Türk toplumunda kadının saygın bir yeri vardı. Orta Asya'da kurulan ilk Türk devletlerinde kadın ve erkek eşit haklara sahipti. Devlet yönetiminde, hakanların yanında hatun adı verilen eşleri de söz sahibiydi. Kadınlar ata binip ok atar, güreş gibi ağır sporlar yapar ve savaşlara katılırlardı. Toplumda tek eşlilik prensibine bağlı kalınır; ev, eşlerin ortak malı sayılırdı. Namus kavramına büyük bir önem verilirdi.
Kurtuluş Savaşı yıllarında, erkeği cepheye giden Türk kadını, çocuğunu yetiştirmiş ve evinin geçimini sağlamıştır. Hatta silâh ve cephane taşıyarak savaşa katılmıştır. Bu davranışı ile Türk kadını, Türk toplumundaki önemli yerini bir defa daha ispat etmiştir.


17 Şubat 1926'da İlan Edilen Türk Medeni Kanunu ile,
• Birden çok kadınla evlenme kaldırıldı.
• Resmi nikah uygulaması benimsendi, çok küçük yaşta evlenmeler kaldırıldı.
• Boşanma konusunda erkeğe tanınan haklar, kadına da tanındı.
• Boşanma durumunda kadının hakları güvence altına alındı, miras hukukunda kadın-erkek eşitliği sağlandı.
Medeni Kanun İle kazanılan haklardan sonra;
1927'de çıkartılan "karma eğitim yasası" ile ülkemizin bütün okullarında karma eğitime geçildi.
1930'dan itibaren Türk kadınına yönetimde görev alabilmesini sağlayan siyasi haklar verilmeye başlandı. Önce 1930'da kadınlara belediye seçimlerine katılma hakkı tanındı.
1933'te muhtarlık seçimlerine katılma hakkı verildi.
1934'te yapılan anayasa değişikliği ile Avrupa ülkelerinin birçoğundan önce, milletvekili seçme ve seçilme hakkı tanındı.
Tarih boyunca Türk kadını, hayatın her safhasında erkeğin yanında yer alarak sorumlulukları paylaşmıştır.

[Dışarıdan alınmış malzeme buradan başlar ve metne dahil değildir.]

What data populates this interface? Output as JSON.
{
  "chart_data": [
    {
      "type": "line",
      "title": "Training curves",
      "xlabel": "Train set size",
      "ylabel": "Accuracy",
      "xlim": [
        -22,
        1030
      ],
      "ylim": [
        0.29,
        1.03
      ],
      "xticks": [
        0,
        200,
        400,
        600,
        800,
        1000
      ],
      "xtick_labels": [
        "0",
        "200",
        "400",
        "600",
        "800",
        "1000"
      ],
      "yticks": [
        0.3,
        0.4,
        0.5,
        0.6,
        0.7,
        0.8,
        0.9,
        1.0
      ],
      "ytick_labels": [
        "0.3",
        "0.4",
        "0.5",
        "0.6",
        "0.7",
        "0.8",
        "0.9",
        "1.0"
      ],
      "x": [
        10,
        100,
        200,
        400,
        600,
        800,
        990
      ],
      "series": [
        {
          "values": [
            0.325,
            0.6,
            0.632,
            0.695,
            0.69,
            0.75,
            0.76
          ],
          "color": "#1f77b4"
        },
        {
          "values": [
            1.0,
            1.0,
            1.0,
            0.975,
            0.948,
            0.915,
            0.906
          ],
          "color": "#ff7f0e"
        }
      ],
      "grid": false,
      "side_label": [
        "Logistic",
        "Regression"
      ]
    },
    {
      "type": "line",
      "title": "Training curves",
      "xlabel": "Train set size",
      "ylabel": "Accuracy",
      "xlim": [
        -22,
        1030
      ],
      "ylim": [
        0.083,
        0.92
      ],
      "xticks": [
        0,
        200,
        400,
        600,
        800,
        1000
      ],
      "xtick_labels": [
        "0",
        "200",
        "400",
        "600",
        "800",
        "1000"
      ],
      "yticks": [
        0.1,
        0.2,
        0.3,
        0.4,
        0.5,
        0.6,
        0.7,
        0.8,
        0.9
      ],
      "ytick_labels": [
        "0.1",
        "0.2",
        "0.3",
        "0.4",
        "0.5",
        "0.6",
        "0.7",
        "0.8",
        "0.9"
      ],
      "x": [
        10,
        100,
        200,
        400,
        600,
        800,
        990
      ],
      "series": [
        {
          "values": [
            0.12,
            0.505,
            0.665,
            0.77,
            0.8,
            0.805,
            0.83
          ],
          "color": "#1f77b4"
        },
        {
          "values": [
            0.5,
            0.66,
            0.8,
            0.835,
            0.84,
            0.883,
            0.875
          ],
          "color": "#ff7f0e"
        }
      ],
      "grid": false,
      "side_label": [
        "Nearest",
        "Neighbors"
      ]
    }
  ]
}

Kurtuluş Savaşı'nda vermiş olduğu büyük mücadelede erkeği ile omuz omuza cephedeki yerini almış, düşmana karşı silâhı ile savaşarak, cepheye mermi taşıyarak, yaralı askerleri tedavi ederek, silâh ve giyecek sağlayarak vatanın kurtuluşunda ve bu günlere ulaşmamızda hak sahibi olmuştur.